Certain IFRS and interpretations were revised or introduced. The relevant ones for the Group are,

effective on or after 1 January 2020:
  • IFRS 3 Definition of a business – This amendment had no impact on the consolidated financial statements.
  • Interest Benchmark Reform – These amendments to IFRS 9, IAS 39 and IFRS 7 had no impact on the consolidated financial statements.
  • Definition of “material” – These amendments to IAS 1 and IAS 8 were respected in the preparation of the consolidated financial statements.
effective on or after 1 June 2020:
    • IFRS 16 Covid-19-Related Rent Concessions – This amendment had no impact on the consolidated financial statements.
    effective on or after 1 January 2021:

    The Group does not expect any impact on its consolidated financial statements from new or revised IFRS standards and amendments effective for annual periods beginning on or after 1 January 2021.

    The material general accounting policies are as follows:
    a. Currency

    The subsidiaries’ accounting records are maintained in the legal currency of the country in which they operate and which is their functional currency. Foreign currency transactions are translated into the functional currency using the exchange rates prevailing at the transaction dates. Foreign exchange gains and losses resulting from the settlement of such transactions and from the translation at year-end exchange rates of monetary assets and liabilities denominated in foreign currencies are recognized through profit or loss. The currency translations rates are presented in Note 30.

    The financial statements of the subsidiaries have been translated from their functional currencies to the presentation currency (EUR). All assets and liabilities are translated by using the rate of exchange prevailing at the reporting date. Shareholders’ equity accounts are translated at historical exchange rates. Translation differences from changes in share capital of subsidiaries are recognized directly in equity. The statement of profit or loss is translated at the average rate for the year. Translation differences are recognized as currency translation effects in other comprehensive income.

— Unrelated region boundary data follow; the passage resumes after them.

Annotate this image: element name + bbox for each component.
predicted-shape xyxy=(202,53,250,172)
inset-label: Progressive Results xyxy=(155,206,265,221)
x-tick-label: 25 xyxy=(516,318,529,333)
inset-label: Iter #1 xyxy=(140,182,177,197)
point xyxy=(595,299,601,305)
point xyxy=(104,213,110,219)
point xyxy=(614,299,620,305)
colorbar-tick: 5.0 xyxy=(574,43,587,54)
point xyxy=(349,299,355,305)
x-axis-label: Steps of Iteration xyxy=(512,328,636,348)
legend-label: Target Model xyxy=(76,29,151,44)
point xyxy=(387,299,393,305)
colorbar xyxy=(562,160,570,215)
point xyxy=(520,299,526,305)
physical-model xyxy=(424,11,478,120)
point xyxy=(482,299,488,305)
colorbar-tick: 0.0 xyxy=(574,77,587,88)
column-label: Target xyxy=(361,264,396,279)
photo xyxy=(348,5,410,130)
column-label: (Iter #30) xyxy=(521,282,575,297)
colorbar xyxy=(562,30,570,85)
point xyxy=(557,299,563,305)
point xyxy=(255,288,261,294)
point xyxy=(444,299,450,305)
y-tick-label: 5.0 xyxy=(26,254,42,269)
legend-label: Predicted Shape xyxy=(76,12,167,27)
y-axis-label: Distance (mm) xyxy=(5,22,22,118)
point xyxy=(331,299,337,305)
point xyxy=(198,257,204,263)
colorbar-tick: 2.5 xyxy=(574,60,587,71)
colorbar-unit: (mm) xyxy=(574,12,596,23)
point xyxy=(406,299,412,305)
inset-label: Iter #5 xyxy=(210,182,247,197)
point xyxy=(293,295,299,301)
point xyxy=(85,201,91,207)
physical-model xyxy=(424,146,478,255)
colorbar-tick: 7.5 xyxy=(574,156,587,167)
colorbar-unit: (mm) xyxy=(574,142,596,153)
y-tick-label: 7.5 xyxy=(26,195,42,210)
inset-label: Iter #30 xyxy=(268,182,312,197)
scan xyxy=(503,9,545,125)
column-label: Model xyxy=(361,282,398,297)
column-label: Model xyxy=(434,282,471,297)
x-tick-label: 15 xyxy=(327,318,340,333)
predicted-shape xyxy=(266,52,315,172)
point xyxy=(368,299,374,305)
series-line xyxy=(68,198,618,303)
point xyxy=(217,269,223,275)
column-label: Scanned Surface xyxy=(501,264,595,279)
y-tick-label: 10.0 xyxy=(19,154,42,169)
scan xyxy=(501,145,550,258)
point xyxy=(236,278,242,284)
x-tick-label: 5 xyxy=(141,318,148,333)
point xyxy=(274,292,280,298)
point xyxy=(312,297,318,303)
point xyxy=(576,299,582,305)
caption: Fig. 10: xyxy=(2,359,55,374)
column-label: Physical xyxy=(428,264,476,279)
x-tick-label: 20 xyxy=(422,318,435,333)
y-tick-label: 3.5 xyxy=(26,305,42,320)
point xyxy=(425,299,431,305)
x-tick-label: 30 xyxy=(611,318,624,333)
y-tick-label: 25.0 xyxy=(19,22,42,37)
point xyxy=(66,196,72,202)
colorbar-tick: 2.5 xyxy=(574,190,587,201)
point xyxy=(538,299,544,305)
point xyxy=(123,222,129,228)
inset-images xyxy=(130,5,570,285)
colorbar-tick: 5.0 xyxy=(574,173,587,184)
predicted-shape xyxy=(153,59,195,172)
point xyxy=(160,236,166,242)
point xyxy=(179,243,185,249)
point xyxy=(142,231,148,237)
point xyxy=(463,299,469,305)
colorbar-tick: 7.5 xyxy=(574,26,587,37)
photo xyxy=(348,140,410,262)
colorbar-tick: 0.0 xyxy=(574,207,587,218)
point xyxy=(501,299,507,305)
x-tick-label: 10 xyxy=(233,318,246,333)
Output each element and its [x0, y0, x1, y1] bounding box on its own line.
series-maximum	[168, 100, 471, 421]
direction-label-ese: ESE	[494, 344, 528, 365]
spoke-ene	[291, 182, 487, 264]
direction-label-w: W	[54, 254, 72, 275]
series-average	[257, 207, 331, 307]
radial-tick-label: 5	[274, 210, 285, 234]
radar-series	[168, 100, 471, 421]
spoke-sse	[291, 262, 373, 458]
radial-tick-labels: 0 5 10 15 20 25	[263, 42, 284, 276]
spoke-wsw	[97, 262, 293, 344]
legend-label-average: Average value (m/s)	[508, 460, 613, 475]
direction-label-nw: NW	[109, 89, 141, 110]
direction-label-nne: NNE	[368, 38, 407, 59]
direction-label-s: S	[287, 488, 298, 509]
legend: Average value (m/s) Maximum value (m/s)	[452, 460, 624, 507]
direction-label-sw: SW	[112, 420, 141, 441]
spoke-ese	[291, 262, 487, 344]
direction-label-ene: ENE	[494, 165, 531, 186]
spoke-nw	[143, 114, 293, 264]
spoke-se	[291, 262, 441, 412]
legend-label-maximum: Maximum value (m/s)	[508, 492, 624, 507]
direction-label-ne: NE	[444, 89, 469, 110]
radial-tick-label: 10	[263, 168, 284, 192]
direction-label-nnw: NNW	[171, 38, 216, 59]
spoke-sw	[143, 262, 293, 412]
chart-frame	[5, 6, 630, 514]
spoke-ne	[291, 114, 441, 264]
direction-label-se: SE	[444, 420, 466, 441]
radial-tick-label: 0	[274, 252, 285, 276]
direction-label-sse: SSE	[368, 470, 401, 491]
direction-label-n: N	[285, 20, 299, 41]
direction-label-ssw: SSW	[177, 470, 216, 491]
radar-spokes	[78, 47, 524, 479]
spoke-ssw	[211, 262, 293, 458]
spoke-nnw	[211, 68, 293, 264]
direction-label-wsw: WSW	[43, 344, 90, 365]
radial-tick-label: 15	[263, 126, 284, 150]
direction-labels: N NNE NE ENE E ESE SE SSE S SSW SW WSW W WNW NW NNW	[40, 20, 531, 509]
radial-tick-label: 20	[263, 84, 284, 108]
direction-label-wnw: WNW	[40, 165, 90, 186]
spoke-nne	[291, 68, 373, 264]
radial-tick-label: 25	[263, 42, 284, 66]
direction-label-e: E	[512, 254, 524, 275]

    b. Impairment of non-financial assets

    The Group assesses at each reporting date whether there is an indication that an asset may be impaired. Such assessment occurs on the basis of events or changes in circumstances, which indicate that the value of an asset may be impaired. If such indications exist, the recoverable amount will be determined for the respective asset. If the asset does not generate cash inflows that are largely independent from other assets, the recoverable amount is determined on the lowest group of assets for which cash inflows are separable. An impairment loss is recognized, if the carrying value exceeds the recoverable amount. The recoverable amount is the higher of value in use and fair value less costs of disposal. The impairment is recorded in the statement of profit or loss.

    All specific accounting policies may be found adjacent to the corresponding note on the following pages.